When your application calls the Rank API, you receive the action the application should show in the rewardActionId field. From that moment, Personalizer expects a Reward call that has the same eventId. The reward score will be used to train the model for future Rank calls. If no Reward call is received for the eventId, a default reward is applied. Default rewards are set in the Azure portal.

In some scenarios, the application might need to call Rank before it even knows if the result will be used or displayed to the user. This might happen in situations where, for example, the page rendering of promoted content is overwritten by a marketing campaign. If the result of the Rank call was never used and the user never saw it, don't send a corresponding Reward call.

Typically, these scenarios happen when:

  • You're prerendering UI that the user might or might not get to see.
  • Your application is doing predictive personalization in which Rank calls are made with little real-time context and the application might or might not use the output.

In these cases, use Personalizer to call Rank, requesting the event to be inactive.

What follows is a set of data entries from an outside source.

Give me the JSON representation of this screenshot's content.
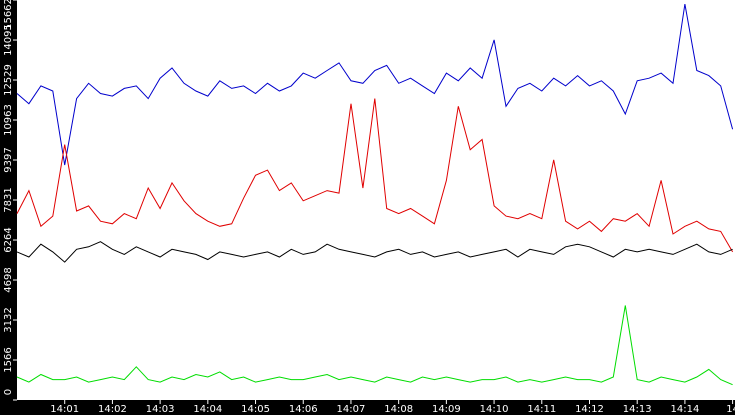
{
  "chart_data": {
    "type": "line",
    "x": [
      0,
      0.25,
      0.5,
      0.75,
      1,
      1.25,
      1.5,
      1.75,
      2,
      2.25,
      2.5,
      2.75,
      3,
      3.25,
      3.5,
      3.75,
      4,
      4.25,
      4.5,
      4.75,
      5,
      5.25,
      5.5,
      5.75,
      6,
      6.25,
      6.5,
      6.75,
      7,
      7.25,
      7.5,
      7.75,
      8,
      8.25,
      8.5,
      8.75,
      9,
      9.25,
      9.5,
      9.75,
      10,
      10.25,
      10.5,
      10.75,
      11,
      11.25,
      11.5,
      11.75,
      12,
      12.25,
      12.5,
      12.75,
      13,
      13.25,
      13.5,
      13.75,
      14,
      14.25,
      14.5,
      14.75,
      15
    ],
    "xlim": [
      0,
      15.05
    ],
    "xticks": [
      {
        "value": 1,
        "label": "14:01"
      },
      {
        "value": 2,
        "label": "14:02"
      },
      {
        "value": 3,
        "label": "14:03"
      },
      {
        "value": 4,
        "label": "14:04"
      },
      {
        "value": 5,
        "label": "14:05"
      },
      {
        "value": 6,
        "label": "14:06"
      },
      {
        "value": 7,
        "label": "14:07"
      },
      {
        "value": 8,
        "label": "14:08"
      },
      {
        "value": 9,
        "label": "14:09"
      },
      {
        "value": 10,
        "label": "14:10"
      },
      {
        "value": 11,
        "label": "14:11"
      },
      {
        "value": 12,
        "label": "14:12"
      },
      {
        "value": 13,
        "label": "14:13"
      },
      {
        "value": 14,
        "label": "14:14"
      },
      {
        "value": 15,
        "label": "14"
      }
    ],
    "ylim": [
      0,
      15662
    ],
    "yticks": [
      0,
      1566,
      3132,
      4698,
      6264,
      7831,
      9397,
      10963,
      12529,
      14095,
      15662
    ],
    "series": [
      {
        "color": "#0000cc",
        "values": [
          12000,
          11600,
          12300,
          12100,
          9200,
          11800,
          12400,
          12000,
          11900,
          12200,
          12300,
          11800,
          12600,
          13000,
          12400,
          12100,
          11900,
          12500,
          12200,
          12300,
          12000,
          12400,
          12100,
          12300,
          12800,
          12600,
          12900,
          13200,
          12500,
          12400,
          12900,
          13100,
          12400,
          12600,
          12300,
          12000,
          12800,
          12500,
          13000,
          12600,
          14100,
          11500,
          12200,
          12400,
          12100,
          12600,
          12300,
          12700,
          12300,
          12500,
          12100,
          11200,
          12500,
          12600,
          12800,
          12400,
          15500,
          12900,
          12700,
          12300,
          10600
        ]
      },
      {
        "color": "#e00000",
        "values": [
          7300,
          8200,
          6800,
          7200,
          10000,
          7400,
          7600,
          7000,
          6900,
          7300,
          7100,
          8300,
          7500,
          8500,
          7800,
          7300,
          7000,
          6800,
          6900,
          7900,
          8800,
          9000,
          8200,
          8500,
          7800,
          8000,
          8200,
          8100,
          11600,
          8300,
          11800,
          7500,
          7300,
          7500,
          7200,
          6900,
          8600,
          11500,
          9800,
          10200,
          7600,
          7200,
          7100,
          7300,
          7100,
          9400,
          7000,
          6700,
          7000,
          6600,
          7100,
          7000,
          7300,
          6800,
          8600,
          6500,
          6800,
          7000,
          6700,
          6600,
          5800
        ]
      },
      {
        "color": "#000000",
        "values": [
          5800,
          5600,
          6100,
          5800,
          5400,
          5900,
          6000,
          6200,
          5900,
          5700,
          6000,
          5800,
          5600,
          5900,
          5800,
          5700,
          5500,
          5800,
          5700,
          5600,
          5700,
          5800,
          5600,
          5900,
          5700,
          5800,
          6100,
          5900,
          5800,
          5700,
          5600,
          5800,
          5900,
          5700,
          5800,
          5600,
          5700,
          5800,
          5600,
          5700,
          5800,
          5900,
          5600,
          5900,
          5800,
          5700,
          6000,
          6100,
          6000,
          5800,
          5600,
          5900,
          5800,
          5900,
          5800,
          5700,
          5900,
          6100,
          5800,
          5700,
          5900
        ]
      },
      {
        "color": "#00dd00",
        "values": [
          900,
          700,
          1000,
          800,
          800,
          900,
          700,
          800,
          900,
          800,
          1300,
          800,
          700,
          900,
          800,
          1000,
          900,
          1100,
          800,
          900,
          700,
          800,
          900,
          800,
          800,
          900,
          1000,
          800,
          900,
          800,
          700,
          900,
          800,
          700,
          900,
          800,
          900,
          800,
          700,
          800,
          800,
          900,
          700,
          800,
          700,
          800,
          900,
          800,
          800,
          700,
          900,
          3700,
          800,
          700,
          900,
          800,
          700,
          900,
          1200,
          800,
          600
        ]
      }
    ]
  }
}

Personalizer won't expect a reward for this event, and it won't apply a default reward. Later in your business logic, if the application uses the information from the Rank call, just activate the event. As soon as the event is active, Personalizer expects an event reward. If no explicit call is made to the Reward API, Personalizer applies a default reward.

Inactive events

To disable training for an event, call Rank by using learningEnabled = False. For an inactive event, learning is implicitly activated if you send a reward for the eventId or call the activate API for that eventId.

Learning settings

Learning settings determine the hyperparameters of the model training. Two models of the same data that are trained on different learning settings will end up different.

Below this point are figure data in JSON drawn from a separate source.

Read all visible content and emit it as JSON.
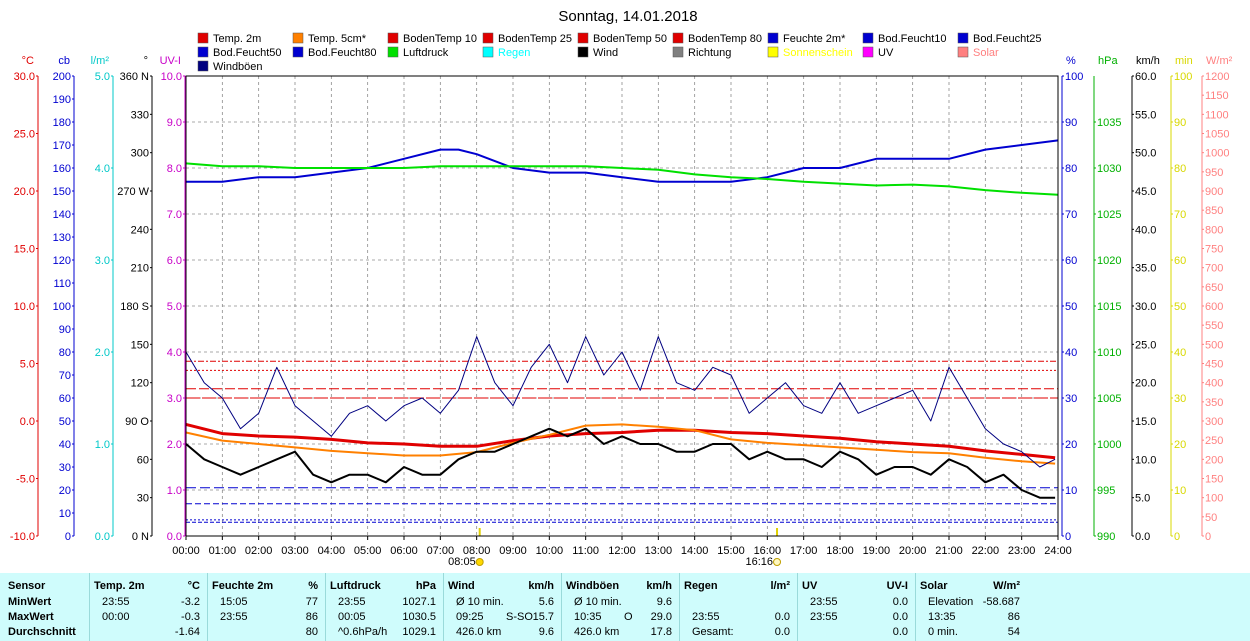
{
  "chart_data": {
    "type": "line",
    "title": "Sonntag, 14.01.2018",
    "legend": [
      {
        "name": "Temp. 2m",
        "color": "#e00000"
      },
      {
        "name": "Temp. 5cm*",
        "color": "#ff8000"
      },
      {
        "name": "BodenTemp 10",
        "color": "#e00000"
      },
      {
        "name": "BodenTemp 25",
        "color": "#e00000"
      },
      {
        "name": "BodenTemp 50",
        "color": "#e00000"
      },
      {
        "name": "BodenTemp 80",
        "color": "#e00000"
      },
      {
        "name": "Feuchte 2m*",
        "color": "#0000d0"
      },
      {
        "name": "Bod.Feucht10",
        "color": "#0000d0"
      },
      {
        "name": "Bod.Feucht25",
        "color": "#0000d0"
      },
      {
        "name": "Bod.Feucht50",
        "color": "#0000d0"
      },
      {
        "name": "Bod.Feucht80",
        "color": "#0000d0"
      },
      {
        "name": "Luftdruck",
        "color": "#00e000"
      },
      {
        "name": "Regen",
        "color": "#00ffff"
      },
      {
        "name": "Wind",
        "color": "#000000"
      },
      {
        "name": "Richtung",
        "color": "#808080"
      },
      {
        "name": "Sonnenschein",
        "color": "#ffff00"
      },
      {
        "name": "UV",
        "color": "#ff00ff"
      },
      {
        "name": "Solar",
        "color": "#ff8080"
      },
      {
        "name": "Windböen",
        "color": "#000080"
      }
    ],
    "x_ticks": [
      "00:00",
      "01:00",
      "02:00",
      "03:00",
      "04:00",
      "05:00",
      "06:00",
      "07:00",
      "08:00",
      "09:00",
      "10:00",
      "11:00",
      "12:00",
      "13:00",
      "14:00",
      "15:00",
      "16:00",
      "17:00",
      "18:00",
      "19:00",
      "20:00",
      "21:00",
      "22:00",
      "23:00",
      "24:00"
    ],
    "sunrise": "08:05",
    "sunset": "16:16",
    "axes_left": [
      {
        "unit": "°C",
        "color": "#e00000",
        "min": -10,
        "max": 30,
        "ticks": [
          "30.0",
          "25.0",
          "20.0",
          "15.0",
          "10.0",
          "5.0",
          "0.0",
          "-5.0",
          "-10.0"
        ]
      },
      {
        "unit": "cb",
        "color": "#0000d0",
        "min": 0,
        "max": 200,
        "ticks": [
          "200",
          "190",
          "180",
          "170",
          "160",
          "150",
          "140",
          "130",
          "120",
          "110",
          "100",
          "90",
          "80",
          "70",
          "60",
          "50",
          "40",
          "30",
          "20",
          "10",
          "0"
        ]
      },
      {
        "unit": "l/m²",
        "color": "#00c8c8",
        "min": 0,
        "max": 5,
        "ticks": [
          "5.0",
          "4.0",
          "3.0",
          "2.0",
          "1.0",
          "0.0"
        ]
      },
      {
        "unit": "°",
        "color": "#000000",
        "min": 0,
        "max": 360,
        "ticks": [
          "360 N",
          "330",
          "300",
          "270 W",
          "240",
          "210",
          "180 S",
          "150",
          "120",
          "90 O",
          "60",
          "30",
          "0 N"
        ]
      },
      {
        "unit": "UV-I",
        "color": "#c800c8",
        "min": 0,
        "max": 10,
        "ticks": [
          "10.0",
          "9.0",
          "8.0",
          "7.0",
          "6.0",
          "5.0",
          "4.0",
          "3.0",
          "2.0",
          "1.0",
          "0.0"
        ]
      }
    ],
    "axes_right": [
      {
        "unit": "%",
        "color": "#0000d0",
        "min": 0,
        "max": 100,
        "ticks": [
          "100",
          "90",
          "80",
          "70",
          "60",
          "50",
          "40",
          "30",
          "20",
          "10",
          "0"
        ]
      },
      {
        "unit": "hPa",
        "color": "#00b000",
        "min": 990,
        "max": 1040,
        "ticks": [
          "1035",
          "1030",
          "1025",
          "1020",
          "1015",
          "1010",
          "1005",
          "1000",
          "995",
          "990"
        ]
      },
      {
        "unit": "km/h",
        "color": "#000000",
        "min": 0,
        "max": 60,
        "ticks": [
          "60.0",
          "55.0",
          "50.0",
          "45.0",
          "40.0",
          "35.0",
          "30.0",
          "25.0",
          "20.0",
          "15.0",
          "10.0",
          "5.0",
          "0.0"
        ]
      },
      {
        "unit": "min",
        "color": "#d8d800",
        "min": 0,
        "max": 100,
        "ticks": [
          "100",
          "90",
          "80",
          "70",
          "60",
          "50",
          "40",
          "30",
          "20",
          "10",
          "0"
        ]
      },
      {
        "unit": "W/m²",
        "color": "#ff8080",
        "min": 0,
        "max": 1200,
        "ticks": [
          "1200",
          "1150",
          "1100",
          "1050",
          "1000",
          "950",
          "900",
          "850",
          "800",
          "750",
          "700",
          "650",
          "600",
          "550",
          "500",
          "450",
          "400",
          "350",
          "300",
          "250",
          "200",
          "150",
          "100",
          "50",
          "0"
        ]
      }
    ],
    "series": [
      {
        "name": "Feuchte 2m*",
        "axis": "%",
        "color": "#0000d0",
        "x": [
          0,
          1,
          2,
          3,
          4,
          5,
          6,
          7,
          7.5,
          8,
          9,
          10,
          11,
          12,
          13,
          14,
          15,
          16,
          17,
          18,
          19,
          20,
          21,
          22,
          23,
          24
        ],
        "y": [
          77,
          77,
          78,
          78,
          79,
          80,
          82,
          84,
          84,
          83,
          80,
          79,
          79,
          78,
          77,
          77,
          77,
          78,
          80,
          80,
          82,
          82,
          82,
          84,
          85,
          86
        ]
      },
      {
        "name": "Luftdruck",
        "axis": "hPa",
        "color": "#00e000",
        "x": [
          0,
          1,
          2,
          3,
          4,
          5,
          6,
          7,
          8,
          9,
          10,
          11,
          12,
          13,
          14,
          15,
          16,
          17,
          18,
          19,
          20,
          21,
          22,
          23,
          24
        ],
        "y": [
          1030.5,
          1030.2,
          1030.2,
          1030.0,
          1030.0,
          1030.0,
          1030.0,
          1030.2,
          1030.2,
          1030.2,
          1030.2,
          1030.2,
          1030.0,
          1029.8,
          1029.3,
          1029.0,
          1028.8,
          1028.5,
          1028.3,
          1028.1,
          1028.2,
          1028.0,
          1027.6,
          1027.3,
          1027.1
        ]
      },
      {
        "name": "Temp. 2m",
        "axis": "°C",
        "color": "#e00000",
        "x": [
          0,
          1,
          2,
          3,
          4,
          5,
          6,
          7,
          8,
          9,
          10,
          11,
          12,
          13,
          14,
          15,
          16,
          17,
          18,
          19,
          20,
          21,
          22,
          23,
          23.92
        ],
        "y": [
          -0.3,
          -1.1,
          -1.3,
          -1.4,
          -1.6,
          -1.9,
          -2.0,
          -2.2,
          -2.2,
          -1.7,
          -1.3,
          -1.1,
          -1.0,
          -0.8,
          -0.8,
          -1.0,
          -1.1,
          -1.3,
          -1.5,
          -1.8,
          -2.0,
          -2.2,
          -2.6,
          -2.9,
          -3.2
        ]
      },
      {
        "name": "Temp. 5cm*",
        "axis": "°C",
        "color": "#ff8000",
        "x": [
          0,
          1,
          2,
          3,
          4,
          5,
          6,
          7,
          8,
          9,
          10,
          11,
          12,
          13,
          14,
          15,
          16,
          17,
          18,
          19,
          20,
          21,
          22,
          23,
          23.92
        ],
        "y": [
          -1.0,
          -1.7,
          -2.0,
          -2.3,
          -2.6,
          -2.8,
          -3.0,
          -3.0,
          -2.7,
          -1.9,
          -1.2,
          -0.4,
          -0.3,
          -0.5,
          -0.8,
          -1.6,
          -1.9,
          -2.1,
          -2.3,
          -2.5,
          -2.7,
          -2.8,
          -3.2,
          -3.5,
          -3.7
        ]
      },
      {
        "name": "Wind",
        "axis": "km/h",
        "color": "#000000",
        "x": [
          0,
          0.5,
          1,
          1.5,
          2,
          2.5,
          3,
          3.5,
          4,
          4.5,
          5,
          5.5,
          6,
          6.5,
          7,
          7.5,
          8,
          8.5,
          9,
          9.5,
          10,
          10.5,
          11,
          11.5,
          12,
          12.5,
          13,
          13.5,
          14,
          14.5,
          15,
          15.5,
          16,
          16.5,
          17,
          17.5,
          18,
          18.5,
          19,
          19.5,
          20,
          20.5,
          21,
          21.5,
          22,
          22.5,
          23,
          23.5,
          23.92
        ],
        "y": [
          12,
          10,
          9,
          8,
          9,
          10,
          11,
          8,
          7,
          8,
          8,
          7,
          9,
          8,
          8,
          10,
          11,
          11,
          12,
          13,
          14,
          13,
          14,
          12,
          13,
          12,
          12,
          11,
          11,
          12,
          12,
          10,
          11,
          10,
          10,
          9,
          11,
          10,
          8,
          9,
          9,
          8,
          10,
          9,
          7,
          8,
          6,
          5,
          5
        ]
      },
      {
        "name": "Windböen",
        "axis": "km/h",
        "color": "#000080",
        "x": [
          0,
          0.5,
          1,
          1.5,
          2,
          2.5,
          3,
          3.5,
          4,
          4.5,
          5,
          5.5,
          6,
          6.5,
          7,
          7.5,
          8,
          8.5,
          9,
          9.5,
          10,
          10.5,
          11,
          11.5,
          12,
          12.5,
          13,
          13.5,
          14,
          14.5,
          15,
          15.5,
          16,
          16.5,
          17,
          17.5,
          18,
          18.5,
          19,
          19.5,
          20,
          20.5,
          21,
          21.5,
          22,
          22.5,
          23,
          23.5,
          23.92
        ],
        "y": [
          24,
          20,
          18,
          14,
          16,
          22,
          17,
          15,
          13,
          16,
          17,
          15,
          17,
          18,
          16,
          19,
          26,
          20,
          17,
          22,
          25,
          20,
          26,
          21,
          24,
          19,
          26,
          20,
          19,
          22,
          21,
          16,
          18,
          20,
          17,
          16,
          20,
          16,
          17,
          18,
          19,
          15,
          22,
          18,
          14,
          12,
          11,
          9,
          10
        ]
      }
    ]
  },
  "stats": {
    "cols": [
      {
        "title": "Sensor",
        "unit": "",
        "rows": [
          {
            "label": "MinWert"
          },
          {
            "label": "MaxWert"
          },
          {
            "label": "Durchschnitt"
          }
        ]
      },
      {
        "title": "Temp. 2m",
        "unit": "°C",
        "rows": [
          {
            "time": "23:55",
            "value": "-3.2"
          },
          {
            "time": "00:00",
            "value": "-0.3"
          },
          {
            "time": "",
            "value": "-1.64"
          }
        ]
      },
      {
        "title": "Feuchte 2m",
        "unit": "%",
        "rows": [
          {
            "time": "15:05",
            "value": "77"
          },
          {
            "time": "23:55",
            "value": "86"
          },
          {
            "time": "",
            "value": "80"
          }
        ]
      },
      {
        "title": "Luftdruck",
        "unit": "hPa",
        "rows": [
          {
            "time": "23:55",
            "value": "1027.1"
          },
          {
            "time": "00:05",
            "value": "1030.5"
          },
          {
            "time": "^0.6hPa/h",
            "value": "1029.1"
          }
        ]
      },
      {
        "title": "Wind",
        "unit": "km/h",
        "rows": [
          {
            "time": "Ø 10 min.",
            "value": "5.6"
          },
          {
            "time": "09:25",
            "extra": "S-SO",
            "value": "15.7"
          },
          {
            "time": "426.0 km",
            "value": "9.6"
          }
        ]
      },
      {
        "title": "Windböen",
        "unit": "km/h",
        "rows": [
          {
            "time": "Ø 10 min.",
            "value": "9.6"
          },
          {
            "time": "10:35",
            "extra": "O",
            "value": "29.0"
          },
          {
            "time": "426.0 km",
            "value": "17.8"
          }
        ]
      },
      {
        "title": "Regen",
        "unit": "l/m²",
        "rows": [
          {
            "time": "",
            "value": ""
          },
          {
            "time": "23:55",
            "value": "0.0"
          },
          {
            "time": "Gesamt:",
            "value": "0.0"
          }
        ]
      },
      {
        "title": "UV",
        "unit": "UV-I",
        "rows": [
          {
            "time": "23:55",
            "value": "0.0"
          },
          {
            "time": "23:55",
            "value": "0.0"
          },
          {
            "time": "",
            "value": "0.0"
          }
        ]
      },
      {
        "title": "Solar",
        "unit": "W/m²",
        "rows": [
          {
            "time": "Elevation",
            "value": "-58.687"
          },
          {
            "time": "13:35",
            "value": "86"
          },
          {
            "time": "0 min.",
            "value": "54"
          }
        ]
      }
    ]
  }
}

Import and export learning policies

You can import and export learning-policy files from the Azure portal. Use this method to save existing policies, test them, replace them, and archive them in your source code control as artifacts for future reference and audit.

Learn how to import and export a learning policy.

Understand learning policy settings

The settings in the learning policy aren't intended to be changed. Change settings only if you understand how they affect Personalizer. Without this knowledge, you could cause problems, including invalidating Personalizer models.

Personalizer uses vowpalwabbit to train and score the events. Refer to the vowpalwabbit documentation on how to edit the learning settings using vowpalwabbit. Once you have the correct command line arguments, save the command to a file with the following format (replace the arguments property value with the desired command) and upload the file to import learning settings in the Model and Learning Settings pane in the Azure portal for your Personalizer resource.

The following .json is an example of a learning policy.

  "name": "new learning settings",
  "arguments": " --cb_explore_adf --epsilon 0.2 --power_t 0 -l 0.001 --cb_type mtr -q ::"

Compare learning policies

You can compare how different learning policies perform against past data in Personalizer logs by doing offline evaluations.

Upload your own learning policies to compare them with the current learning policy.

Optimize learning policies

Personalizer can create an optimized learning policy in an offline evaluation. An optimized learning policy that has better rewards in an offline evaluation will yield better results when it's used online in Personalizer.

After you optimize a learning policy, you can apply it directly to Personalizer so it immediately replaces the current policy. Or you can save the optimized policy for further evaluation and later decide whether to discard, save, or apply it.